I agree that the reference should not be prior art based on the facts you laid out. Does the filing receipt show the priority claim? Does PAIR/Patent Center show the priority claim?

two banks of four

#3
Quote from: AbstractIdeal on 11-10-23 at 09:23 PM
I agree that the reference should not be prior art based on the facts you laid out. Does the filing receipt show the priority claim? Does PAIR/Patent Center show the priority claim?

The original post left out three pieces of salient information:  1) whether the foreign priority was in English, 2a) whether the reference is an U.S. or WIPO publication (only types of references applicable under 102(a)(2)), and 2b) assuming the reference is an U.S. or WIPO publication, whether the filing date of the reference was before that of the PCT filing date of the application under examination.

The overwhelming likelihood is that the foreign priority application wasn't filed in English.  Assuming that were the case, and assuming the prior art were a reference applicable under 102(a)(2) and filed prior to the PCT filing date of the application, the cited reference would be applicable as prior art until and unless the foreign priority is perfected. 

And just to be fully clear, the issue is not that the priority document is foreign; rather the issue is that it's not in English.  A lot of foreign priority applications from various Scandinavian countries are filed in English; in those situations, they are "perfected" from the get-go. 

lazyexaminer

Agree with two banks of four, presumably you need to perfect the foreign priority date so you need an English translation. For completeness I'll add citations. See 35 USC 119(b)(3), 37 CFR 1.55(g)(3)(ii), MPEP 216. I'd have preferred that the examiner explicitly required this so you knew what was going on.

If the reference effective date is after the PCT filing date, I.e. the foreign date is not needed, the rejection is likely just improper.
I'm not your examiner, I'm not your lawyer, and I'm speaking only for myself, not for the USPTO.

redfarthammer

#5
Thank you guys for that information, I knew I was missing some pieces. The reference is a US publication, and the foreign priority application was filed in English. Also, PAIR does show the Foreign Priority date as July 2018, which could be an acknowledgment that foreign priority was perfected, but I'm not sure.

lazyexaminer - the reference was filed in the US in April 2019, so about a month before my application's PCT filing date. But it sounds like I can disqualify the reference based on the foreign application date. Hopefully.

lazyexaminer

#6
I wouldn't necessarily take PAIR as acknowledging anything other than confirming what is actually in the file.

If the priority document was in English and the examiner did not mention it I think they simply messed up, unless there is something else I am not seeing.

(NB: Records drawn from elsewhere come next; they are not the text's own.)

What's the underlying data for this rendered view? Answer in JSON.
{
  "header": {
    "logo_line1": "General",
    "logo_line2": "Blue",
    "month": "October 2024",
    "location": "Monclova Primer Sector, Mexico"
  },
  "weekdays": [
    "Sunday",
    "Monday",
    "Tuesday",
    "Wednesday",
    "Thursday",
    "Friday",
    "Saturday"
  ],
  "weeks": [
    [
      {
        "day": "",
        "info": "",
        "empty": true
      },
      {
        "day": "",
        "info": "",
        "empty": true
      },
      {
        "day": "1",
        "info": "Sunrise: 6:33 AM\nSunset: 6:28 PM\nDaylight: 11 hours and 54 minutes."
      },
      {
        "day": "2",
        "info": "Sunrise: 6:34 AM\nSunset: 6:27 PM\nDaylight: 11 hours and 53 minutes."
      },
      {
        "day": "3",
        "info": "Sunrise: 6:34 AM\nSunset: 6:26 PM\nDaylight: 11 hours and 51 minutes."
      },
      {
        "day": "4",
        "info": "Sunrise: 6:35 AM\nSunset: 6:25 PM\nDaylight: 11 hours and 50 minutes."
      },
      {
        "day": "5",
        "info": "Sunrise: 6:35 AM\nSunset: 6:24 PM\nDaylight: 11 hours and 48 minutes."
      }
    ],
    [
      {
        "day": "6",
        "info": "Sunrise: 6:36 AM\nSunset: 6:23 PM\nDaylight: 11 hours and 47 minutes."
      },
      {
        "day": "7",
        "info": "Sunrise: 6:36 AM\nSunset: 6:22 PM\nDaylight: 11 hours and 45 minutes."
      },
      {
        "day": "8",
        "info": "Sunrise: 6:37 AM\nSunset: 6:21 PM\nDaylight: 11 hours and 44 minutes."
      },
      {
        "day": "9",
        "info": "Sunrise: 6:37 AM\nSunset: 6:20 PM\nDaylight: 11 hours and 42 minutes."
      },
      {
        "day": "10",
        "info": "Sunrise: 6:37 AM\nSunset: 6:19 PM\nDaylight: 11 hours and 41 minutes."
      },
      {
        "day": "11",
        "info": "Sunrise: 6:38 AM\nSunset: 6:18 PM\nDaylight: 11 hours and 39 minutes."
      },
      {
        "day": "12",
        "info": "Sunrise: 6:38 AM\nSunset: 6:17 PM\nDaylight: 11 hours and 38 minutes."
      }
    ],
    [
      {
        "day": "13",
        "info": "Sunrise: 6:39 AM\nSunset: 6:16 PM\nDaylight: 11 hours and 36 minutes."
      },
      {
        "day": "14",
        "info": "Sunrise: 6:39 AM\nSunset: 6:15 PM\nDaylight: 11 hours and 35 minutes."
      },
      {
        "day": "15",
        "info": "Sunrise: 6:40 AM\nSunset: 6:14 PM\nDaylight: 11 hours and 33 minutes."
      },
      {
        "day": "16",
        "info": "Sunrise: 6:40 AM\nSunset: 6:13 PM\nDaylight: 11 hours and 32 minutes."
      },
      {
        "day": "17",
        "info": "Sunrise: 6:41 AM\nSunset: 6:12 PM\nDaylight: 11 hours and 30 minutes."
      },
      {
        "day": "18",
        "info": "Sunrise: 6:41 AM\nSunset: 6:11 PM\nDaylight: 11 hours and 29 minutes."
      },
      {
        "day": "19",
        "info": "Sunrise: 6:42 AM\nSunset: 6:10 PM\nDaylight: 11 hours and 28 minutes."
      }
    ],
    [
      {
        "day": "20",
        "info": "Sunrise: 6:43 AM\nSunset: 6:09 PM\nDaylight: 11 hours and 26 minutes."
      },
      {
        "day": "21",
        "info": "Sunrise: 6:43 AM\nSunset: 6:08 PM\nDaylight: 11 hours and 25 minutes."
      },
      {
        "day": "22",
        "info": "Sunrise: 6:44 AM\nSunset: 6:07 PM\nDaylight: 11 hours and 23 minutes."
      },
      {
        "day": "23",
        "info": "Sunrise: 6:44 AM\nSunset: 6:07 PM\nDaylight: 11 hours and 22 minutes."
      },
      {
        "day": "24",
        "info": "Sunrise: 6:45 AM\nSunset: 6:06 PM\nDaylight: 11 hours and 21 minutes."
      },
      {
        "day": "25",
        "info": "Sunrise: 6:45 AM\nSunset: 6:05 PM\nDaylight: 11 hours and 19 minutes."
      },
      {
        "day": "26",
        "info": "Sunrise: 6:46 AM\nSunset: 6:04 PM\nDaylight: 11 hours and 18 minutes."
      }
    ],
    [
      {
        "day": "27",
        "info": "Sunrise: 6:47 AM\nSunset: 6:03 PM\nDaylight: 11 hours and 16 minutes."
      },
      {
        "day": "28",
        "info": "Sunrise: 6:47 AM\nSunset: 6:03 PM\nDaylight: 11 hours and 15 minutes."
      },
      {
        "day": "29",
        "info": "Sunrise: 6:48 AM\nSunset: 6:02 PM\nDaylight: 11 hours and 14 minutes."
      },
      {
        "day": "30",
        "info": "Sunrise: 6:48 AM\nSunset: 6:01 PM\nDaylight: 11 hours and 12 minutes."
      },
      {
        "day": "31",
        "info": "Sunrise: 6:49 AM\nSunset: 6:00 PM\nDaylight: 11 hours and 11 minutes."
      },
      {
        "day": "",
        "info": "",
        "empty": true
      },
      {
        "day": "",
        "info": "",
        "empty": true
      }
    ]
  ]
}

It is still possible you aren't entitled to foreign priority if that document does not support the claims, but if it is in English the examiner would need to do that analysis and provide explanation.

From MPEP 216:
"If the certified copy, and translation if necessary, is already in the file when the examiner finds a reference with the intervening effective date, the examiner will study the certified copy, if it is in the English language, to determine if the applicant is entitled to the priority date. If the applicant is found to be entitled to the priority date, the reference is not relied upon as prior art, but may be cited to applicant on form PTO-892. If the applicant is found not entitled to the date, the unpatentable claims are rejected on the reference with an explanation."
I'm not your examiner, I'm not your lawyer, and I'm speaking only for myself, not for the USPTO.